U.S. diplomats have less than 72 hours to leave Venezuela as geopolitical tensions build between the U.S. and President Nicolas Maduro. The skirmish could hit crude oil prices short term, if Maduro does not cede power to opposition leader Juan Guaido, who declared himself president at an opposition-controlled National Assembly on Jan. 23.
The U.S. administration supports Guaido and could threaten political sanctions against the country unless Maduro relinquishes his role. Diplomats there plan to stay put unless Guaido asks them to leave.
President Donald Trump and Vice President Mike Pence unleashed several tweets and a video calling the incumbent a dictator and encouraging the people of Venezuela to rally against him.
Trump tweeted Jan. 23:
Juan Guaido and Nicolas Maduro both claim to be president. Maduro has control of the military, which oversees the oil industry and key sea ports that import food and basic needs.
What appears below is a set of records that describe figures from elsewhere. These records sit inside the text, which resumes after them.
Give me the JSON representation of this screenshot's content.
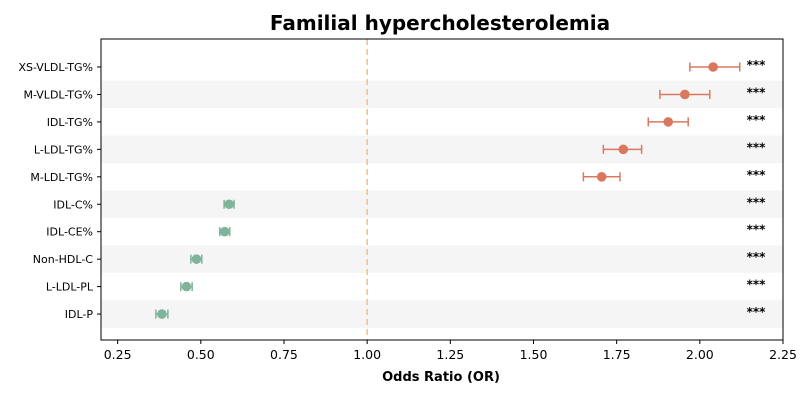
{
  "chart_data": {
    "type": "forest",
    "title": "Familial hypercholesterolemia",
    "xlabel": "Odds Ratio (OR)",
    "ylabel": "",
    "xlim": [
      0.2,
      2.25
    ],
    "xticks": [
      0.25,
      0.5,
      0.75,
      1.0,
      1.25,
      1.5,
      1.75,
      2.0,
      2.25
    ],
    "xtick_labels": [
      "0.25",
      "0.50",
      "0.75",
      "1.00",
      "1.25",
      "1.50",
      "1.75",
      "2.00",
      "2.25"
    ],
    "reference_line": 1.0,
    "colors": {
      "increased": "#d9785f",
      "decreased": "#7fb39b",
      "reference": "#f0c48c",
      "stripe": "#f5f5f5"
    },
    "rows": [
      {
        "label": "XS-VLDL-TG%",
        "or": 2.04,
        "lower": 1.97,
        "upper": 2.12,
        "sig": "***"
      },
      {
        "label": "M-VLDL-TG%",
        "or": 1.955,
        "lower": 1.88,
        "upper": 2.03,
        "sig": "***"
      },
      {
        "label": "IDL-TG%",
        "or": 1.905,
        "lower": 1.845,
        "upper": 1.965,
        "sig": "***"
      },
      {
        "label": "L-LDL-TG%",
        "or": 1.77,
        "lower": 1.71,
        "upper": 1.825,
        "sig": "***"
      },
      {
        "label": "M-LDL-TG%",
        "or": 1.705,
        "lower": 1.65,
        "upper": 1.76,
        "sig": "***"
      },
      {
        "label": "IDL-C%",
        "or": 0.585,
        "lower": 0.57,
        "upper": 0.6,
        "sig": "***"
      },
      {
        "label": "IDL-CE%",
        "or": 0.572,
        "lower": 0.557,
        "upper": 0.587,
        "sig": "***"
      },
      {
        "label": "Non-HDL-C",
        "or": 0.487,
        "lower": 0.47,
        "upper": 0.503,
        "sig": "***"
      },
      {
        "label": "L-LDL-PL",
        "or": 0.457,
        "lower": 0.44,
        "upper": 0.474,
        "sig": "***"
      },
      {
        "label": "IDL-P",
        "or": 0.383,
        "lower": 0.365,
        "upper": 0.401,
        "sig": "***"
      }
    ]
  }
}
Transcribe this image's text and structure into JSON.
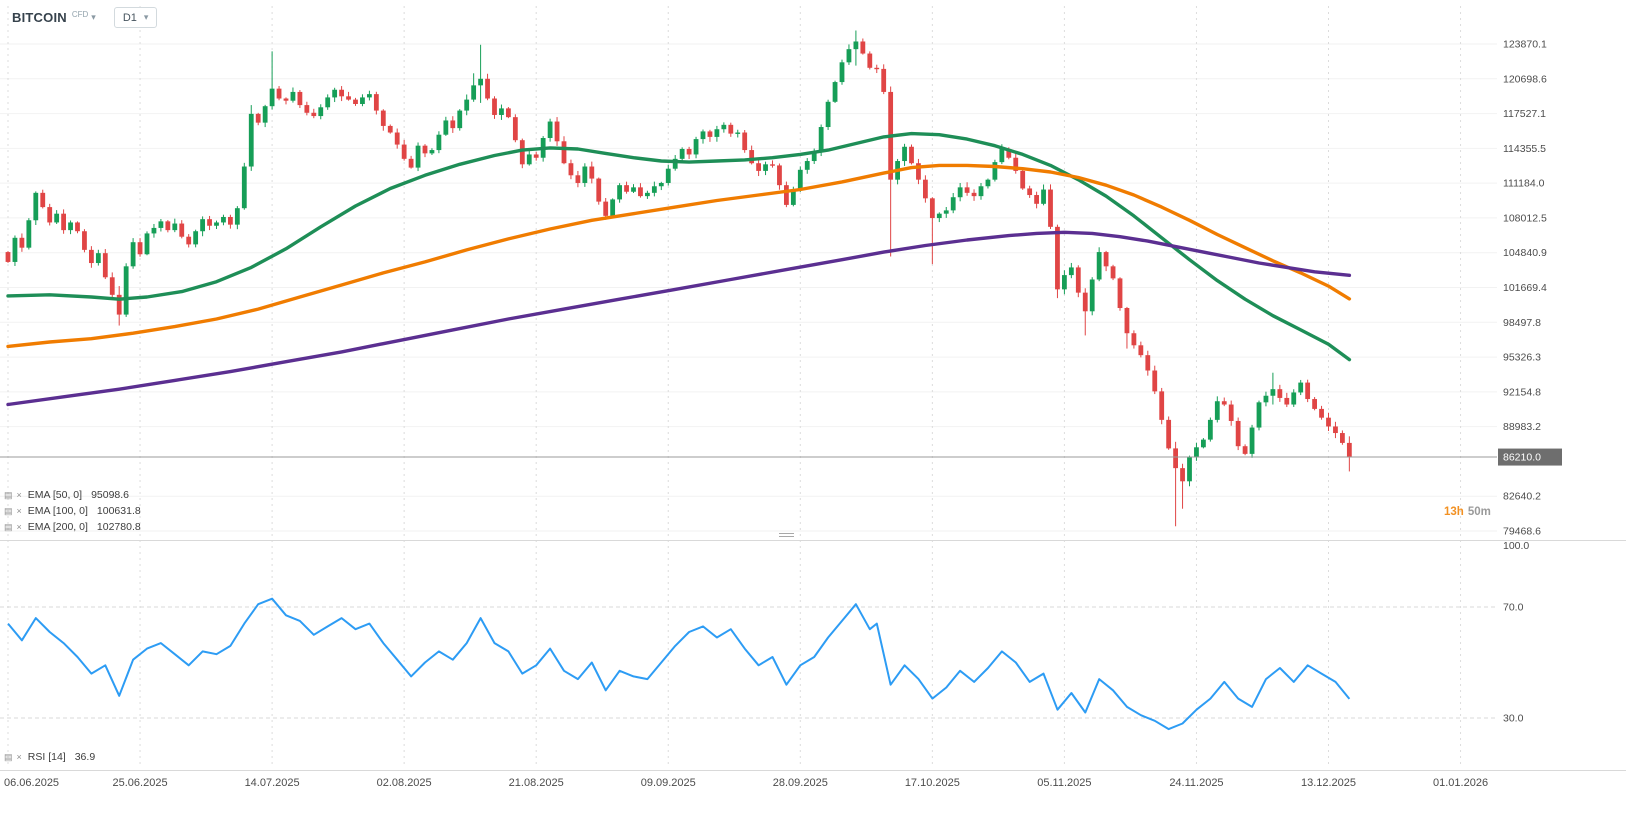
{
  "header": {
    "instrument": "BITCOIN",
    "instrument_type": "CFD",
    "timeframe": "D1"
  },
  "countdown": {
    "hours": "13h",
    "minutes": "50m"
  },
  "indicators": [
    {
      "id": "ema50",
      "label": "EMA [50, 0]",
      "value": "95098.6",
      "color": "#1e8e57",
      "period": 50
    },
    {
      "id": "ema100",
      "label": "EMA [100, 0]",
      "value": "100631.8",
      "color": "#f07c00",
      "period": 100
    },
    {
      "id": "ema200",
      "label": "EMA [200, 0]",
      "value": "102780.8",
      "color": "#5b2f91",
      "period": 200
    }
  ],
  "rsi": {
    "label": "RSI [14]",
    "value": "36.9"
  },
  "colors": {
    "up": "#169e57",
    "down": "#e04545",
    "vgrid": "#dcdcdc",
    "hgrid": "#f2f2f2",
    "level": "#d8d8d8",
    "divider": "#d9d9d9",
    "price_line": "#9b9b9b",
    "badge_bg": "#6e6e6e",
    "axis_text": "#4c4c4c",
    "countdown_hours": "#f29123",
    "countdown_minutes": "#9a9a9a"
  },
  "chart_data": {
    "type": "candlestick",
    "title": "BITCOIN CFD, D1",
    "x_labels": [
      "06.06.2025",
      "25.06.2025",
      "14.07.2025",
      "02.08.2025",
      "21.08.2025",
      "09.09.2025",
      "28.09.2025",
      "17.10.2025",
      "05.11.2025",
      "24.11.2025",
      "13.12.2025",
      "01.01.2026"
    ],
    "x_label_interval_days": 19,
    "price_ticks": [
      123870.1,
      120698.6,
      117527.1,
      114355.5,
      111184.0,
      108012.5,
      104840.9,
      101669.4,
      98497.8,
      95326.3,
      92154.8,
      88983.2,
      82640.2,
      79468.6
    ],
    "current_price": 86210.0,
    "candles": {
      "closes": [
        104000,
        106200,
        105300,
        107800,
        110300,
        109000,
        107600,
        108400,
        106900,
        107600,
        106800,
        105100,
        103900,
        104800,
        102600,
        101000,
        99200,
        103600,
        105800,
        104700,
        106600,
        107100,
        107700,
        106900,
        107500,
        106300,
        105600,
        106800,
        107900,
        107300,
        107600,
        108100,
        107400,
        108900,
        112700,
        117500,
        116700,
        118200,
        119800,
        118900,
        118700,
        119500,
        118300,
        117600,
        117300,
        118100,
        119000,
        119700,
        119100,
        118800,
        118400,
        119000,
        119300,
        117800,
        116400,
        115800,
        114700,
        113400,
        112600,
        114600,
        113900,
        114200,
        115600,
        116900,
        116200,
        117800,
        118800,
        120100,
        120700,
        118900,
        117400,
        118000,
        117200,
        115100,
        112900,
        113800,
        113500,
        115300,
        116800,
        115000,
        113000,
        111900,
        111200,
        112700,
        111600,
        109500,
        108200,
        109700,
        111000,
        110400,
        110800,
        110000,
        110300,
        110900,
        111200,
        112500,
        113400,
        114300,
        113800,
        115200,
        115900,
        115400,
        116100,
        116500,
        115700,
        115800,
        114200,
        113000,
        112300,
        112900,
        112800,
        111000,
        109200,
        110600,
        112400,
        113200,
        114000,
        116300,
        118600,
        120400,
        122200,
        123400,
        124100,
        123000,
        121700,
        121600,
        119500,
        111500,
        113200,
        114500,
        113000,
        111500,
        109800,
        108000,
        108400,
        108700,
        109900,
        110800,
        110300,
        110000,
        110900,
        111500,
        113100,
        114300,
        113500,
        112300,
        110700,
        110100,
        109300,
        110600,
        107200,
        101500,
        102800,
        103500,
        101200,
        99500,
        102400,
        104900,
        103600,
        102500,
        99800,
        97500,
        96400,
        95500,
        94100,
        92200,
        89600,
        87000,
        85200,
        84000,
        86200,
        87100,
        87800,
        89600,
        91300,
        91000,
        89500,
        87200,
        86500,
        88900,
        91200,
        91800,
        92400,
        91600,
        91000,
        92100,
        93000,
        91500,
        90600,
        89800,
        89000,
        88400,
        87500,
        86210
      ],
      "wicks": {
        "16": [
          101800,
          98200
        ],
        "35": [
          118300,
          112300
        ],
        "38": [
          123200,
          117900
        ],
        "67": [
          121200,
          118600
        ],
        "68": [
          123800,
          118500
        ],
        "122": [
          125100,
          121900
        ],
        "127": [
          120000,
          104500
        ],
        "133": [
          109900,
          103800
        ],
        "151": [
          107400,
          100700
        ],
        "155": [
          101600,
          97300
        ],
        "161": [
          99900,
          96100
        ],
        "168": [
          87600,
          79900
        ],
        "169": [
          85600,
          81500
        ],
        "182": [
          93900,
          91000
        ],
        "193": [
          88100,
          84900
        ]
      }
    },
    "overlays": [
      {
        "name": "EMA 50",
        "period": 50,
        "color": "#1e8e57",
        "points": [
          [
            0,
            100900
          ],
          [
            6,
            101000
          ],
          [
            12,
            100800
          ],
          [
            16,
            100600
          ],
          [
            20,
            100800
          ],
          [
            25,
            101300
          ],
          [
            30,
            102200
          ],
          [
            35,
            103500
          ],
          [
            40,
            105200
          ],
          [
            45,
            107200
          ],
          [
            50,
            109100
          ],
          [
            55,
            110700
          ],
          [
            60,
            111900
          ],
          [
            65,
            112900
          ],
          [
            70,
            113700
          ],
          [
            74,
            114200
          ],
          [
            78,
            114400
          ],
          [
            82,
            114300
          ],
          [
            86,
            113900
          ],
          [
            90,
            113500
          ],
          [
            94,
            113200
          ],
          [
            98,
            113100
          ],
          [
            102,
            113200
          ],
          [
            106,
            113300
          ],
          [
            110,
            113500
          ],
          [
            114,
            113800
          ],
          [
            118,
            114200
          ],
          [
            122,
            114800
          ],
          [
            126,
            115400
          ],
          [
            130,
            115700
          ],
          [
            134,
            115600
          ],
          [
            138,
            115200
          ],
          [
            142,
            114600
          ],
          [
            146,
            113800
          ],
          [
            150,
            112800
          ],
          [
            154,
            111500
          ],
          [
            158,
            110000
          ],
          [
            162,
            108200
          ],
          [
            166,
            106200
          ],
          [
            170,
            104200
          ],
          [
            174,
            102300
          ],
          [
            178,
            100600
          ],
          [
            182,
            99100
          ],
          [
            186,
            97800
          ],
          [
            190,
            96500
          ],
          [
            193,
            95100
          ]
        ]
      },
      {
        "name": "EMA 100",
        "period": 100,
        "color": "#f07c00",
        "points": [
          [
            0,
            96300
          ],
          [
            6,
            96700
          ],
          [
            12,
            97000
          ],
          [
            18,
            97500
          ],
          [
            24,
            98100
          ],
          [
            30,
            98800
          ],
          [
            36,
            99700
          ],
          [
            42,
            100800
          ],
          [
            48,
            101900
          ],
          [
            54,
            103000
          ],
          [
            60,
            104000
          ],
          [
            66,
            105100
          ],
          [
            72,
            106100
          ],
          [
            78,
            107000
          ],
          [
            84,
            107800
          ],
          [
            90,
            108400
          ],
          [
            96,
            109000
          ],
          [
            102,
            109600
          ],
          [
            108,
            110100
          ],
          [
            114,
            110600
          ],
          [
            120,
            111300
          ],
          [
            126,
            112100
          ],
          [
            130,
            112600
          ],
          [
            134,
            112800
          ],
          [
            138,
            112800
          ],
          [
            142,
            112700
          ],
          [
            146,
            112500
          ],
          [
            150,
            112200
          ],
          [
            154,
            111700
          ],
          [
            158,
            111000
          ],
          [
            162,
            110100
          ],
          [
            166,
            109000
          ],
          [
            170,
            107800
          ],
          [
            174,
            106500
          ],
          [
            178,
            105300
          ],
          [
            182,
            104100
          ],
          [
            186,
            103000
          ],
          [
            190,
            101800
          ],
          [
            193,
            100630
          ]
        ]
      },
      {
        "name": "EMA 200",
        "period": 200,
        "color": "#5b2f91",
        "points": [
          [
            0,
            91000
          ],
          [
            8,
            91700
          ],
          [
            16,
            92400
          ],
          [
            24,
            93200
          ],
          [
            32,
            94000
          ],
          [
            40,
            94900
          ],
          [
            48,
            95800
          ],
          [
            56,
            96800
          ],
          [
            64,
            97800
          ],
          [
            72,
            98800
          ],
          [
            80,
            99700
          ],
          [
            88,
            100600
          ],
          [
            96,
            101500
          ],
          [
            104,
            102400
          ],
          [
            112,
            103300
          ],
          [
            120,
            104200
          ],
          [
            126,
            104900
          ],
          [
            132,
            105500
          ],
          [
            138,
            106000
          ],
          [
            144,
            106400
          ],
          [
            148,
            106600
          ],
          [
            152,
            106700
          ],
          [
            156,
            106600
          ],
          [
            160,
            106300
          ],
          [
            164,
            105900
          ],
          [
            168,
            105400
          ],
          [
            172,
            104900
          ],
          [
            176,
            104400
          ],
          [
            180,
            103900
          ],
          [
            184,
            103500
          ],
          [
            188,
            103100
          ],
          [
            193,
            102780
          ]
        ]
      }
    ],
    "rsi_panel": {
      "label": "RSI [14]",
      "current": 36.9,
      "color": "#2d9cf4",
      "ticks": [
        100.0,
        70.0,
        30.0
      ],
      "levels": [
        70,
        30
      ],
      "points": [
        [
          0,
          64
        ],
        [
          2,
          58
        ],
        [
          4,
          66
        ],
        [
          6,
          61
        ],
        [
          8,
          57
        ],
        [
          10,
          52
        ],
        [
          12,
          46
        ],
        [
          14,
          49
        ],
        [
          16,
          38
        ],
        [
          18,
          51
        ],
        [
          20,
          55
        ],
        [
          22,
          57
        ],
        [
          24,
          53
        ],
        [
          26,
          49
        ],
        [
          28,
          54
        ],
        [
          30,
          53
        ],
        [
          32,
          56
        ],
        [
          34,
          64
        ],
        [
          36,
          71
        ],
        [
          38,
          73
        ],
        [
          40,
          67
        ],
        [
          42,
          65
        ],
        [
          44,
          60
        ],
        [
          46,
          63
        ],
        [
          48,
          66
        ],
        [
          50,
          62
        ],
        [
          52,
          64
        ],
        [
          54,
          57
        ],
        [
          56,
          51
        ],
        [
          58,
          45
        ],
        [
          60,
          50
        ],
        [
          62,
          54
        ],
        [
          64,
          51
        ],
        [
          66,
          57
        ],
        [
          68,
          66
        ],
        [
          70,
          57
        ],
        [
          72,
          54
        ],
        [
          74,
          46
        ],
        [
          76,
          49
        ],
        [
          78,
          55
        ],
        [
          80,
          47
        ],
        [
          82,
          44
        ],
        [
          84,
          50
        ],
        [
          86,
          40
        ],
        [
          88,
          47
        ],
        [
          90,
          45
        ],
        [
          92,
          44
        ],
        [
          94,
          50
        ],
        [
          96,
          56
        ],
        [
          98,
          61
        ],
        [
          100,
          63
        ],
        [
          102,
          59
        ],
        [
          104,
          62
        ],
        [
          106,
          55
        ],
        [
          108,
          49
        ],
        [
          110,
          52
        ],
        [
          112,
          42
        ],
        [
          114,
          49
        ],
        [
          116,
          52
        ],
        [
          118,
          59
        ],
        [
          120,
          65
        ],
        [
          122,
          71
        ],
        [
          124,
          62
        ],
        [
          125,
          64
        ],
        [
          127,
          42
        ],
        [
          129,
          49
        ],
        [
          131,
          44
        ],
        [
          133,
          37
        ],
        [
          135,
          41
        ],
        [
          137,
          47
        ],
        [
          139,
          43
        ],
        [
          141,
          48
        ],
        [
          143,
          54
        ],
        [
          145,
          50
        ],
        [
          147,
          43
        ],
        [
          149,
          46
        ],
        [
          151,
          33
        ],
        [
          153,
          39
        ],
        [
          155,
          32
        ],
        [
          157,
          44
        ],
        [
          159,
          40
        ],
        [
          161,
          34
        ],
        [
          163,
          31
        ],
        [
          165,
          29
        ],
        [
          167,
          26
        ],
        [
          169,
          28
        ],
        [
          171,
          33
        ],
        [
          173,
          37
        ],
        [
          175,
          43
        ],
        [
          177,
          37
        ],
        [
          179,
          34
        ],
        [
          181,
          44
        ],
        [
          183,
          48
        ],
        [
          185,
          43
        ],
        [
          187,
          49
        ],
        [
          189,
          46
        ],
        [
          191,
          43
        ],
        [
          193,
          36.9
        ]
      ]
    }
  }
}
Guaido, elected president of Venezuela's National Assembly on Jan. 5, has offered military members amnesty if they switch sides.
The South American OPEC country has the largest crude reserves in the world and is a major supplier to U.S. refiners, but suffers from sky-high inflation and food shortages. Investors expect a near-term shortage of crude for some U.S. refiners if Maduro maintains power, but see a windfall if Guaido succeeds.
Oil prices pushed higher on Thursday, supported by the turmoil in Venezuela, after briefly dipping on government data showing U.S. crude stockpiles surged higher last week.
U.S. commercial crude stockpiles rose by 8 million barrels in the week through Jan. 18, the U.S. Energy Information Administration said on Thursday.
Crude futures drew support from a U.S. threat of sanctions on Venezuela, though renewed concerns about the global economic outlook capped gains throughout much of Thursday's session.
Brent crude futures were up 8 cents at $61.22 a barrel around 11:45 a.m. ET (1645 GMT), while U.S. West Texas Intermediate futures were up 52 cents, or 1 percent, at $53.14.